Acting Under Secretary of Defense for Personnel and Readiness
- In office January 20, 2017 – November 30, 2017
- President: Donald Trump
- Preceded by: Peter Levine
- Succeeded by: Robert Wilkie

Deputy Assistant Secretary of Defense for Military Personnel Policy
- In office September 8, 2014 – January 20, 2017
- President: Barack Obama

Personal details
- Born: September 4, 1959 (age 66) Deer Lodge, Montana
- Education: United States Naval Academy Georgetown University
- Awards: Defense Superior Service Medal Legion of Merit Meritorious Service Medal Navy and Marine Corps Commendation Medal Navy and Marine Corps Achievement Medal Secretary of Defense Meritorious Civilian Service Award Distinguished Service Medal

Military service
- Allegiance: United States
- Branch/service: United States Navy
- Years of service: 1981–2013
- Rank: Rear Admiral

= Anthony Kurta =

American Navy admiral and government official (born 1959)

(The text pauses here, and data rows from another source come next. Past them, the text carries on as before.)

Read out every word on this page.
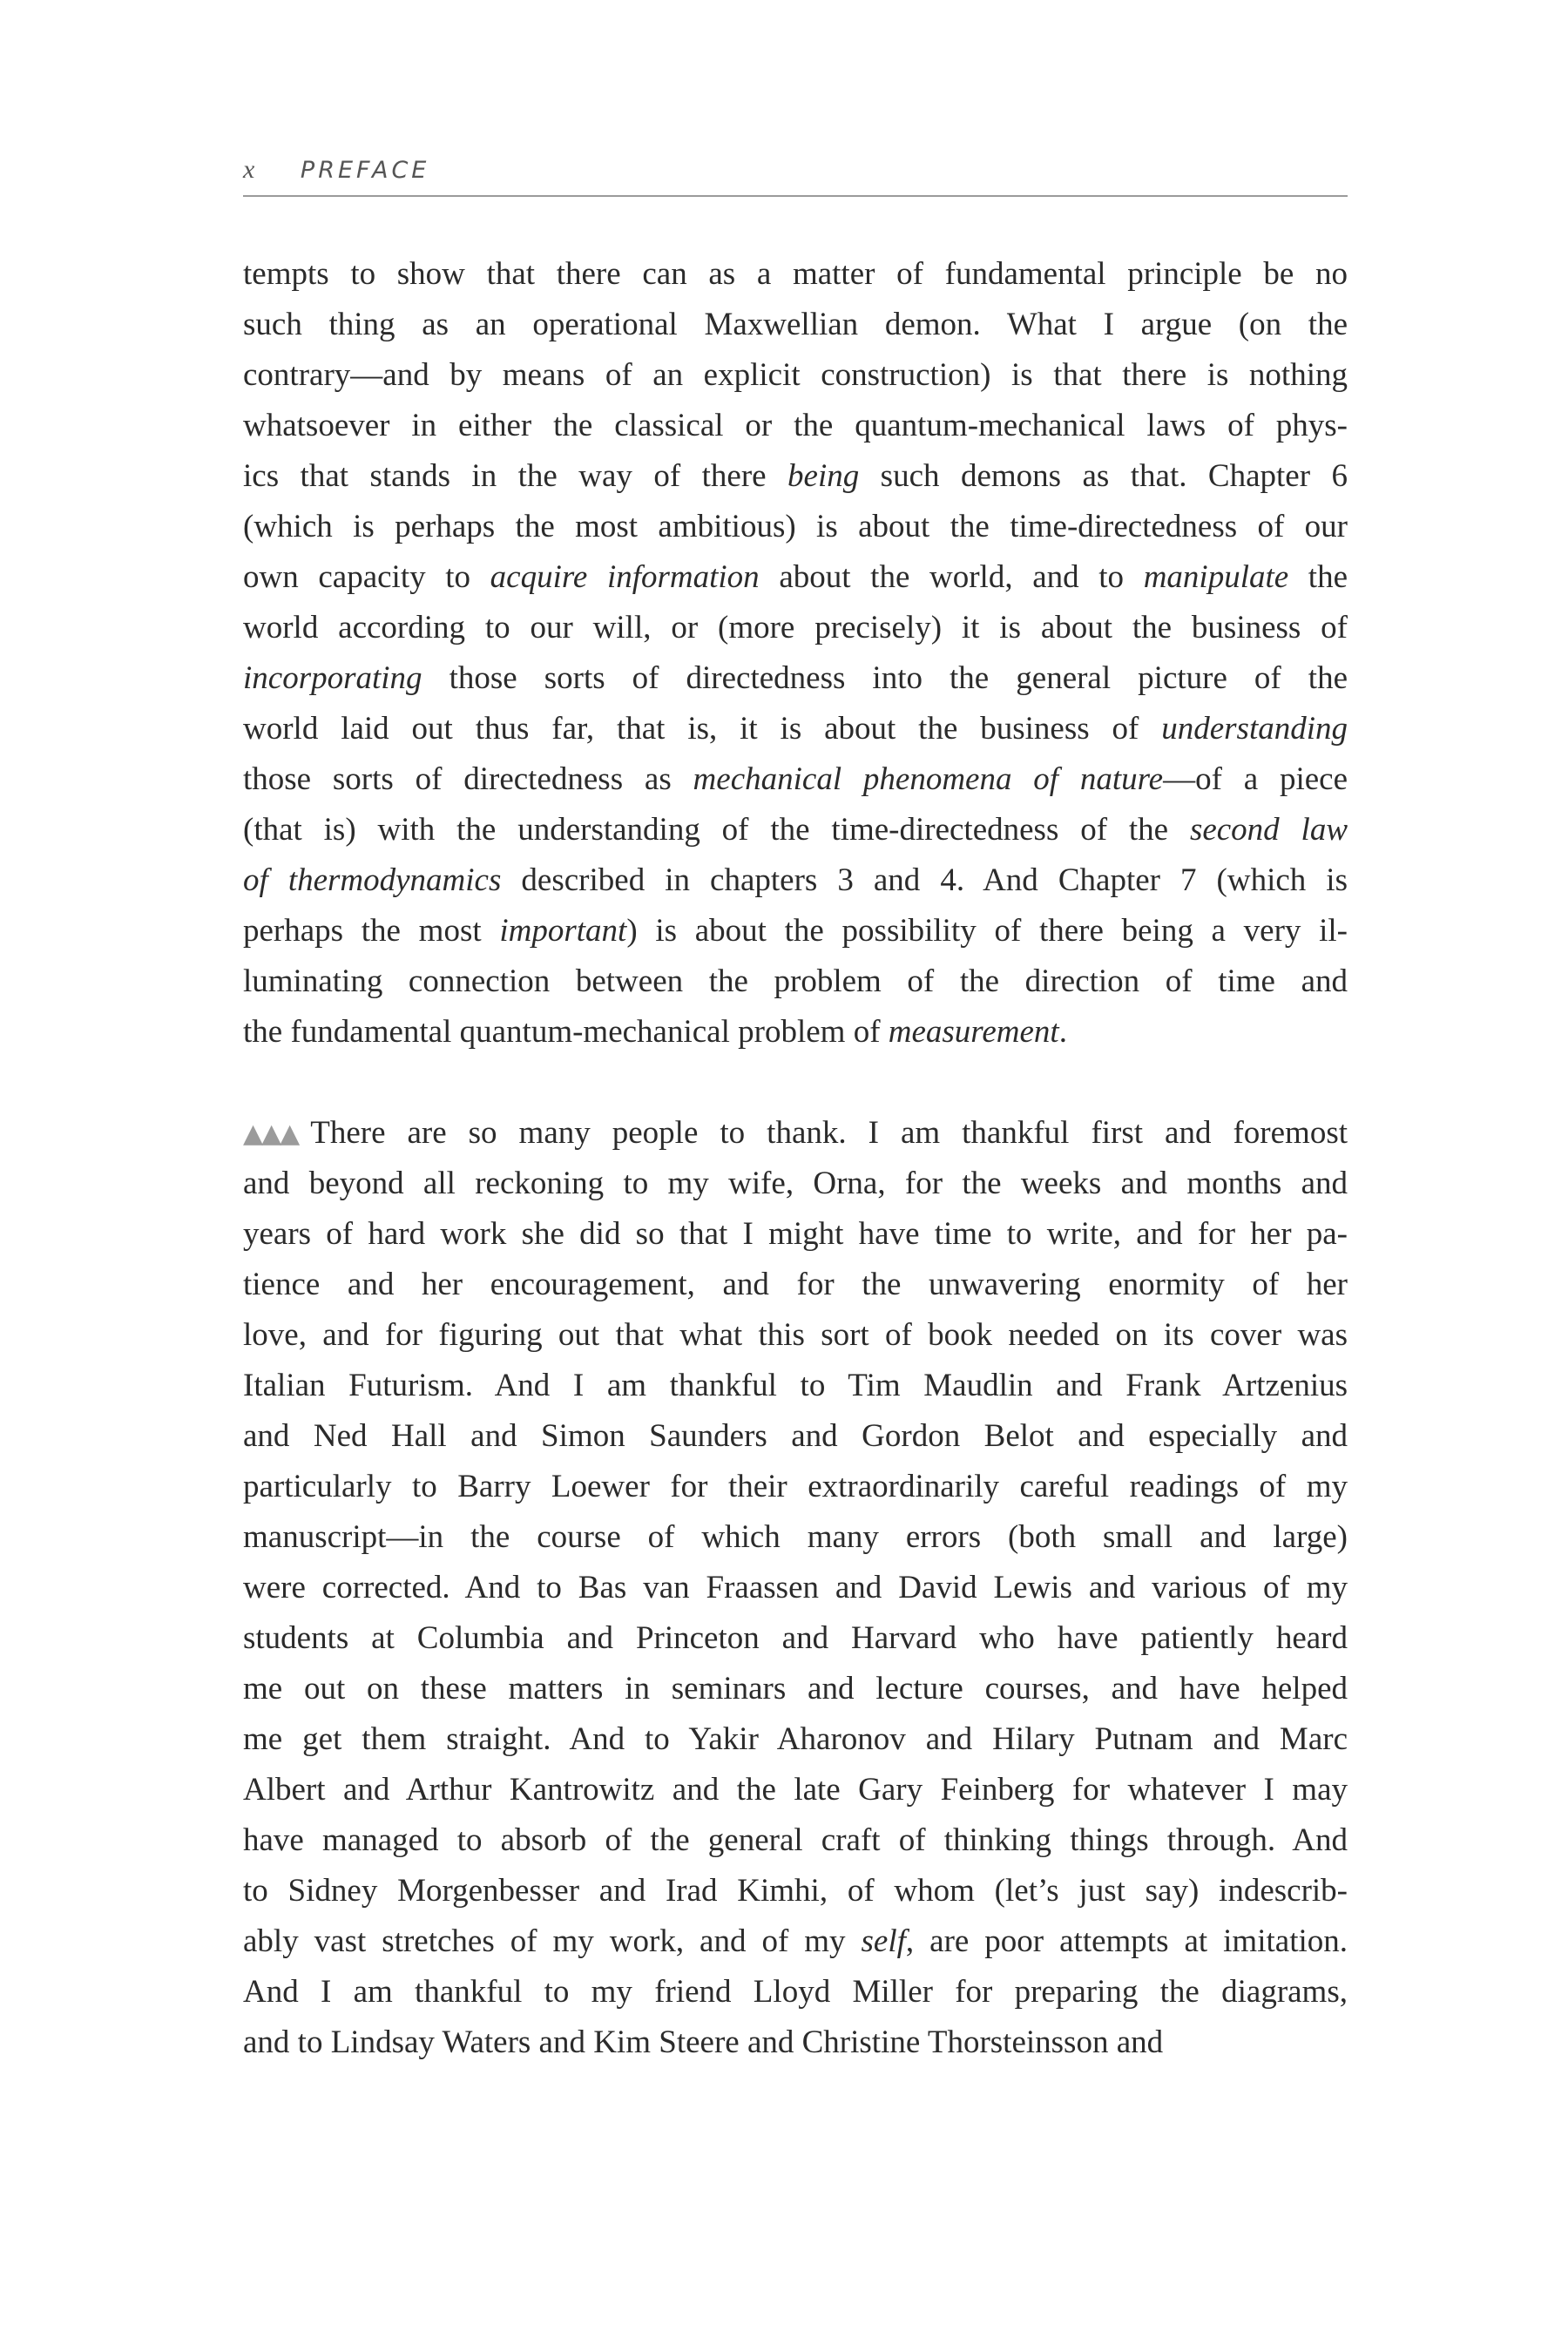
x PREFACE

tempts to show that there can as a matter of fundamental principle be no
such thing as an operational Maxwellian demon. What I argue (on the
contrary—and by means of an explicit construction) is that there is nothing
whatsoever in either the classical or the quantum-mechanical laws of phys-
ics that stands in the way of there being such demons as that. Chapter 6
(which is perhaps the most ambitious) is about the time-directedness of our
own capacity to acquire information about the world, and to manipulate the
world according to our will, or (more precisely) it is about the business of
incorporating those sorts of directedness into the general picture of the
world laid out thus far, that is, it is about the business of understanding
those sorts of directedness as mechanical phenomena of nature—of a piece
(that is) with the understanding of the time-directedness of the second law
of thermodynamics described in chapters 3 and 4. And Chapter 7 (which is
perhaps the most important) is about the possibility of there being a very il-
luminating connection between the problem of the direction of time and
the fundamental quantum-mechanical problem of measurement.

▲▲▲ There are so many people to thank. I am thankful first and foremost
and beyond all reckoning to my wife, Orna, for the weeks and months and
years of hard work she did so that I might have time to write, and for her pa-
tience and her encouragement, and for the unwavering enormity of her
love, and for figuring out that what this sort of book needed on its cover was
Italian Futurism. And I am thankful to Tim Maudlin and Frank Artzenius
and Ned Hall and Simon Saunders and Gordon Belot and especially and
particularly to Barry Loewer for their extraordinarily careful readings of my
manuscript—in the course of which many errors (both small and large)
were corrected. And to Bas van Fraassen and David Lewis and various of my
students at Columbia and Princeton and Harvard who have patiently heard
me out on these matters in seminars and lecture courses, and have helped
me get them straight. And to Yakir Aharonov and Hilary Putnam and Marc
Albert and Arthur Kantrowitz and the late Gary Feinberg for whatever I may
have managed to absorb of the general craft of thinking things through. And
to Sidney Morgenbesser and Irad Kimhi, of whom (let’s just say) indescrib-
ably vast stretches of my work, and of my self, are poor attempts at imitation.
And I am thankful to my friend Lloyd Miller for preparing the diagrams,
and to Lindsay Waters and Kim Steere and Christine Thorsteinsson and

Anthony Michael Kurta (born September 4, 1959) is a retired United States Navy Rear Admiral and government official who served as the acting Under Secretary of Defense for Personnel and Readiness in 2017. He previously served as Deputy Assistant Secretary of Defense for Military Personnel Policy from 2014 to 2017.

Kurta is the son of John Anthony Kurta (January 27, 1922 – June 17, 1993) and Virginia Elizabeth (Malone) Kurta (May 3, 1922 – January 12, 1970). He was born in Deer Lodge, Montana and raised in Columbia Falls, Montana. Kurta graduated from the United States Naval Academy in 1981. He later earned an M.A. in National Security Studies from Georgetown University.

Kurta served 32 years on active duty as a Navy Surface Warfare Officer, during which time he commanded the USS Sentry (MCM-3), USS Guardian (MCM-5), USS Warrior (MCM-10), USS Carney, Destroyer Squadron Two Four, and Combined Joint Task Force – Horn of Africa. He is a recipient of the Defense Superior Service Medal, Legion of Merit, Meritorious Service Medal, Distinguished Service Medal, Navy and Marine Corps Commendation Medal, Navy and Marine Corps Achievement Medal, and the Secretary of Defense Meritorious Civilian Service Award.

Kurta's nomination to be a Principal Deputy Under Secretary of Defense was reported favorably by the United States Senate Committee on Armed Services on November 16, 2017 but failed to receive consideration by the full Senate. The nomination was withdrawn on September 28, 2018.